Frequently asked questions

  • Is The Abolition of Man worth reading?

    Yes, especially if you're interested in the philosophical foundations of moral education. It's short — under 100 pages — and Lewis writes clearly. Whether you agree with him or not, the argument is precise and the diagnosis of modern education is still sharp.

  • How long is The Abolition of Man?

    About 120 pages including the appendix. Most readers finish it in under two hours. The density rewards slow reading, but it can easily be read in a single sitting.

  • What is Lewis's concept of the Tao in this book?

    Lewis uses 'the Tao' to mean the body of moral values shared across all human traditions — not the Taoist concept specifically. He argues this common moral inheritance is objective, not merely cultural, and provides the appendix with examples from dozens of traditions.

  • Do I need to be Christian to find The Abolition of Man useful?

    No. Lewis makes a philosophical rather than theological argument here. He draws on Plato, Confucius, Buddhist texts, and others alongside Christian sources. The book's main claim — that some values are objective — doesn't require religious commitment.

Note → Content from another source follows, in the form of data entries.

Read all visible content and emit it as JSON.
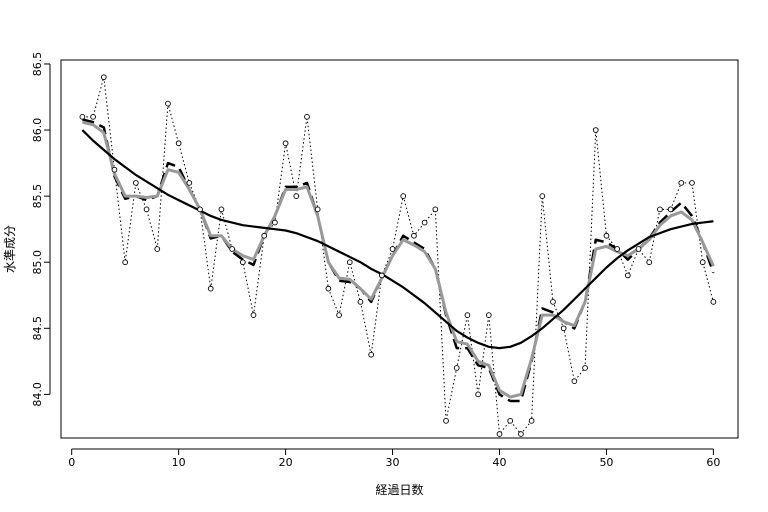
{
  "chart_data": {
    "type": "line",
    "xlabel": "経過日数",
    "ylabel": "水準成分",
    "xlim": [
      -1,
      62.3
    ],
    "ylim": [
      83.67,
      86.53
    ],
    "xticks": [
      0,
      10,
      20,
      30,
      40,
      50,
      60
    ],
    "yticks": [
      84.0,
      84.5,
      85.0,
      85.5,
      86.0,
      86.5
    ],
    "xtick_labels": [
      "0",
      "10",
      "20",
      "30",
      "40",
      "50",
      "60"
    ],
    "ytick_labels": [
      "84.0",
      "84.5",
      "85.0",
      "85.5",
      "86.0",
      "86.5"
    ],
    "grid": false,
    "x": [
      1,
      2,
      3,
      4,
      5,
      6,
      7,
      8,
      9,
      10,
      11,
      12,
      13,
      14,
      15,
      16,
      17,
      18,
      19,
      20,
      21,
      22,
      23,
      24,
      25,
      26,
      27,
      28,
      29,
      30,
      31,
      32,
      33,
      34,
      35,
      36,
      37,
      38,
      39,
      40,
      41,
      42,
      43,
      44,
      45,
      46,
      47,
      48,
      49,
      50,
      51,
      52,
      53,
      54,
      55,
      56,
      57,
      58,
      59,
      60
    ],
    "series": [
      {
        "style": "dotted-points",
        "values": [
          86.1,
          86.1,
          86.4,
          85.7,
          85.0,
          85.6,
          85.4,
          85.1,
          86.2,
          85.9,
          85.6,
          85.4,
          84.8,
          85.4,
          85.1,
          85.0,
          84.6,
          85.2,
          85.3,
          85.9,
          85.5,
          86.1,
          85.4,
          84.8,
          84.6,
          85.0,
          84.7,
          84.3,
          84.9,
          85.1,
          85.5,
          85.2,
          85.3,
          85.4,
          83.8,
          84.2,
          84.6,
          84.0,
          84.6,
          83.7,
          83.8,
          83.7,
          83.8,
          85.5,
          84.7,
          84.5,
          84.1,
          84.2,
          86.0,
          85.2,
          85.1,
          84.9,
          85.1,
          85.0,
          85.4,
          85.4,
          85.6,
          85.6,
          85.0,
          84.7
        ]
      },
      {
        "style": "dashed-black",
        "values": [
          86.08,
          86.06,
          86.02,
          85.65,
          85.48,
          85.5,
          85.47,
          85.5,
          85.75,
          85.72,
          85.55,
          85.4,
          85.18,
          85.2,
          85.08,
          85.02,
          84.98,
          85.2,
          85.35,
          85.57,
          85.57,
          85.6,
          85.35,
          85.0,
          84.86,
          84.85,
          84.8,
          84.7,
          84.88,
          85.05,
          85.2,
          85.15,
          85.1,
          84.95,
          84.6,
          84.35,
          84.35,
          84.22,
          84.2,
          84.0,
          83.95,
          83.95,
          84.25,
          84.65,
          84.62,
          84.55,
          84.5,
          84.7,
          85.17,
          85.15,
          85.1,
          85.02,
          85.1,
          85.18,
          85.3,
          85.38,
          85.45,
          85.35,
          85.15,
          84.92
        ]
      },
      {
        "style": "solid-gray",
        "values": [
          86.06,
          86.04,
          85.98,
          85.67,
          85.5,
          85.5,
          85.49,
          85.5,
          85.7,
          85.68,
          85.55,
          85.4,
          85.2,
          85.2,
          85.1,
          85.05,
          85.02,
          85.2,
          85.35,
          85.55,
          85.55,
          85.57,
          85.35,
          85.0,
          84.88,
          84.87,
          84.8,
          84.72,
          84.88,
          85.05,
          85.17,
          85.13,
          85.08,
          84.95,
          84.62,
          84.4,
          84.38,
          84.25,
          84.22,
          84.03,
          83.98,
          84.0,
          84.27,
          84.6,
          84.6,
          84.55,
          84.52,
          84.7,
          85.1,
          85.12,
          85.08,
          85.05,
          85.1,
          85.17,
          85.28,
          85.35,
          85.38,
          85.32,
          85.15,
          84.97
        ]
      },
      {
        "style": "solid-black-thick",
        "values": [
          86.0,
          85.92,
          85.85,
          85.78,
          85.72,
          85.66,
          85.61,
          85.56,
          85.51,
          85.47,
          85.43,
          85.39,
          85.35,
          85.32,
          85.3,
          85.28,
          85.27,
          85.26,
          85.25,
          85.24,
          85.22,
          85.19,
          85.16,
          85.12,
          85.08,
          85.04,
          85.0,
          84.95,
          84.91,
          84.86,
          84.81,
          84.75,
          84.69,
          84.62,
          84.55,
          84.48,
          84.43,
          84.39,
          84.36,
          84.35,
          84.36,
          84.39,
          84.44,
          84.5,
          84.57,
          84.64,
          84.72,
          84.8,
          84.88,
          84.96,
          85.03,
          85.09,
          85.14,
          85.19,
          85.22,
          85.25,
          85.27,
          85.29,
          85.3,
          85.31
        ]
      }
    ]
  }
}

  • What does 'men without chests' mean?

    Lewis's phrase for people whose emotional responses have been severed from their natural objects by a debunking education. They have heads (reason) and bellies (appetite) but no chests — no capacity for the trained emotional responses that make virtue possible. Reason without sentiment produces clever tools, not good people.

About C. S. Lewis

C. S. Lewis (1898–1963) was a British writer, scholar, and lay theologian who held chairs at both Oxford and Cambridge. He is best known for The Chronicles of Narnia and his popular apologetics, including Mere Christianity and Surprised by Joy, but he considered The Abolition of Man his most important work. He was a trained literary scholar whose work ranged from medieval allegory to science fiction. He converted to Christianity in 1931 after years of atheism. He died on November 22, 1963 — the same day as Aldous Huxley and John F. Kennedy.